Thursday, 17 September 2009
Introduction: About Myself
This may have been true in the early days of the web, but these days people are smarter and more cynical. These days, people assume that you’re a dog unless you can prove otherwise. Much as I would like the ideas on this blog to stand on their own, I fear I will have to provide some shamelessly self-promotional biographical detail. So, a few words about myself:
I joined a hedge fund at the age of 21. By 23 I was a junior trader; by 25 I had my own portfolio; by 27 I was a millionaire; and by 30 I had retired. I closed out the last of my positions on my 30th birthday and walked away with my winnings intact. A large chunk of my success can be put down to simply being in the right place at the right time, but I like to think that skill played a small part too.

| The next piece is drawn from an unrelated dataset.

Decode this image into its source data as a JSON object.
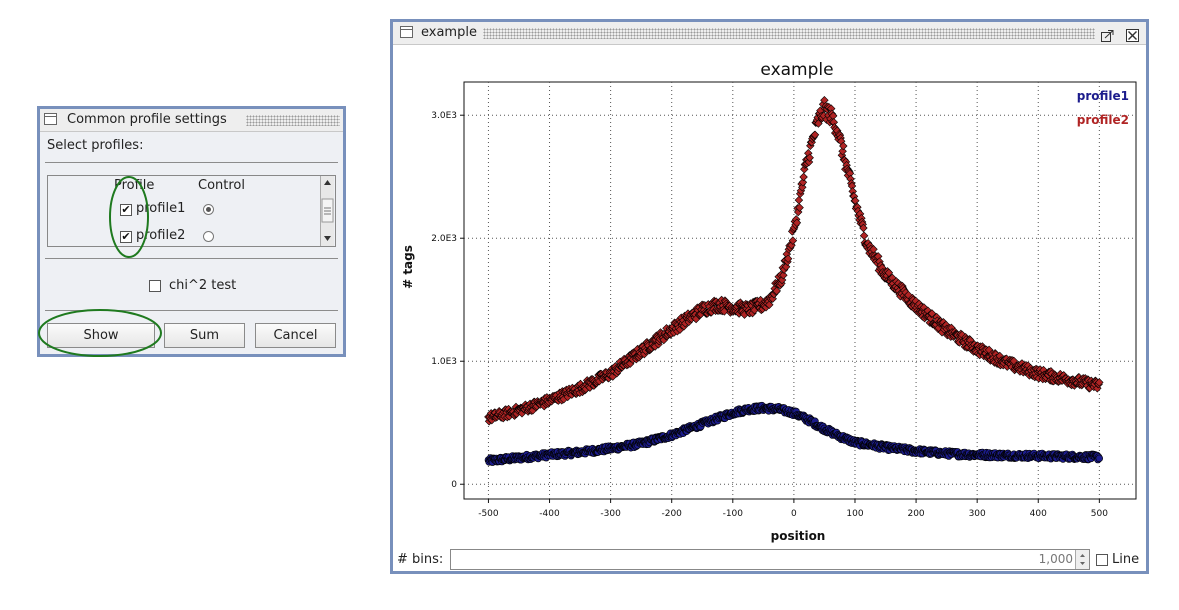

This was a few years ago. Since then, I have traveled the world, played a great deal of tennis, and become a father. I still follow the markets constantly, partly so that I can invest my own money productively, but mostly because I’m addicted. To keep myself busy, I write this and two other blogs; I run managed accounts for a few close friends and family; I consult for a variety of industry players; and I’m a principal at a small private-equity fund.
And about my professional expertise:
I cut my teeth in fixed income arbitrage, a field in which I consider myself an expert. I have traded relative value as well as directionally, in rates, currencies and commodities, and I think I am reasonably competent at all of these. My specialty is the design and analysis of quantitative trading strategies, with a strong minor in global macro and thematic investing.
I am not an equity trader and claim no expertise in stock-picking.